Author: Timothy C. Arland
Email: tcarland@gmail.com
- Kubernetes >= 1.23 - Suggested version: 1.25+
- Kustomize >= v5 - Suggested version: v5.4.1
The project depends on a number of environment variables for deploying the necessary configuration via the setup script. S3 Credentials are the primary variables required, with others having default values if not provided.

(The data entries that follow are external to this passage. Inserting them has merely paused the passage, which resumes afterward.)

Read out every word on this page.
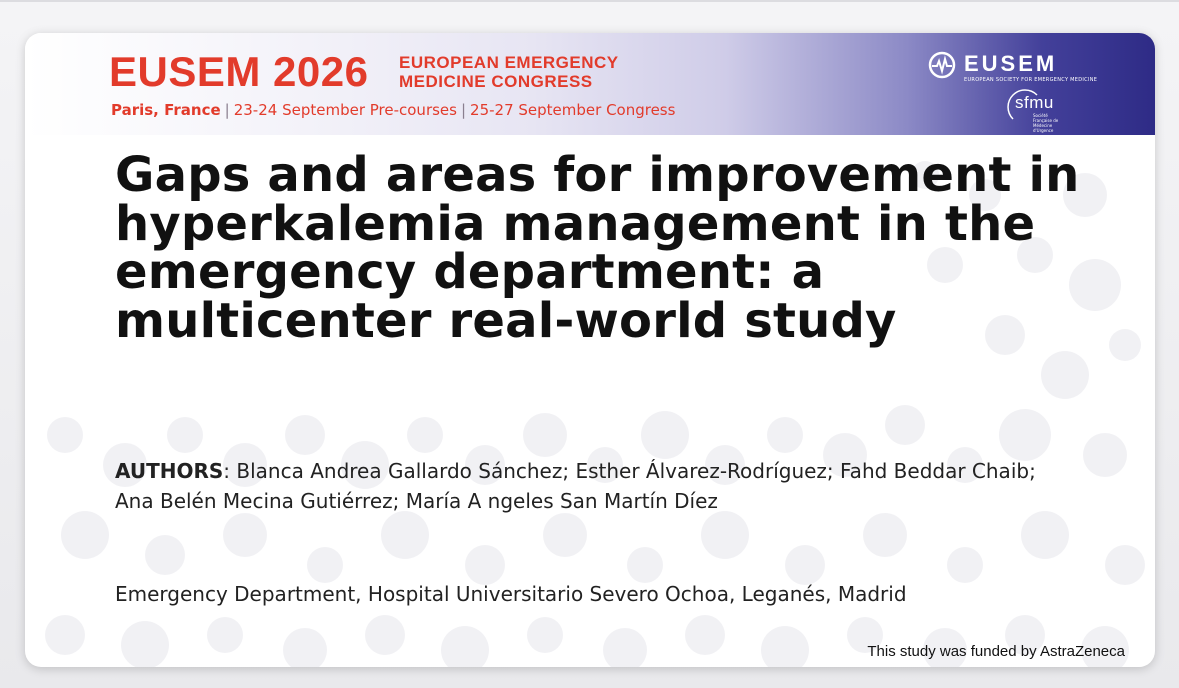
EUSEM 2026 EUROPEAN EMERGENCY
MEDICINE CONGRESS
Paris, France | 23-24 September Pre-courses | 25-27 September Congress
EUSEM
EUROPEAN SOCIETY FOR EMERGENCY MEDICINE
sfmu
Société Française de Médecine d'Urgence
Gaps and areas for improvement in hyperkalemia management in the emergency department: a multicenter real-world study
AUTHORS: Blanca Andrea Gallardo Sánchez; Esther Álvarez-Rodríguez; Fahd Beddar Chaib; Ana Belén Mecina Gutiérrez; María A ngeles San Martín Díez
Emergency Department, Hospital Universitario Severo Ochoa, Leganés, Madrid
This study was funded by AstraZeneca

The following table defines the list of variables used by the setup script.
Environment Variable | Description | Default Setting |
---|---|---|
S3_ENDPOINT | The S3 endpoint url | http(s)://minio.minio.svc |
S3_ACCESS_KEY | The S3 access key | |
S3_SECRET_KEY | The S3 secret key | |
---------------- | ------------------------- | ------------------- |
TRINO_NAMESPACE | Namespace for deploying the components | trino |
MYSQLD_USER | Name of the hive mysql db user | root |
MYSQLD_ROOT_PASSWORD | Password for the mysql root user | randomized-password |
The metastore image is based off of Hive version 3.1.3 and can be
built using the provided hive3/Containerfile.
$ cd containerfiles/hive3 && docker build . project/hive:3.1.3
Ensure all variables above are defined and exported to the environment. Passing an argument to the script will show the configuration only and can be used to verify the settings.
./bin/trino-k8s-setup.sh -e
Run the setup script to configure the various config templates.
./bin/trino-k8s-setup.sh
Copy the env or inherit all vars to the current environment.
eval $(./bin/trino-k8s-setup.sh)
Deploy the MySQL Server via Kustomize.
kustomize build mysql-server/ | kubectl apply -f -
The same Mysql image can be used as a client.
docker run -it --rm mysql mysql -hsome.mysql.host -usome-mysql-user -p
We deploy the metastore in the same manner, using Kustomize.
kustomize build hive-metastore/ | kubectl apply -f -
Note this includes the init job hive-init-schema.yaml that was generated by the setup script. This job will run the Hive schematool for provisioning the database.
Verify the parameter substitution is correct in trino/base/configmap.yaml as generated by the trino-k8s-setup.sh script.
Load the Trino manifests.
kustomize build trino/ | kubectl apply -f -
Enable external access to the coordinator via LoadBalancer, if necessary (the
trino-coordinator-service may already be set to type: LoadBalancer
).
This requires MetalLB or other ELB support in K8s.
kubectl patch service trino-coordinator-service -n trino -p '{"spec": {"type": "LoadBalancer"}}'
Get the external IP of the Trino Coordinator
kubectl get svc trino-coordinator-service -n trino --no-headers | awk '{ print $4 }'
The secrets needed for the components are written to **/base/secrets.env for kustomize
to consume on build and should be cleaned up after deployment by running make clean
.
Trino CLI can be acquired here
trino-cli --server 172.17.0.210:8080 --catalog hive --schema default
The JDBC Driver can be acquired from the Maven Central Repository. The current deployment has been tested with trino-451.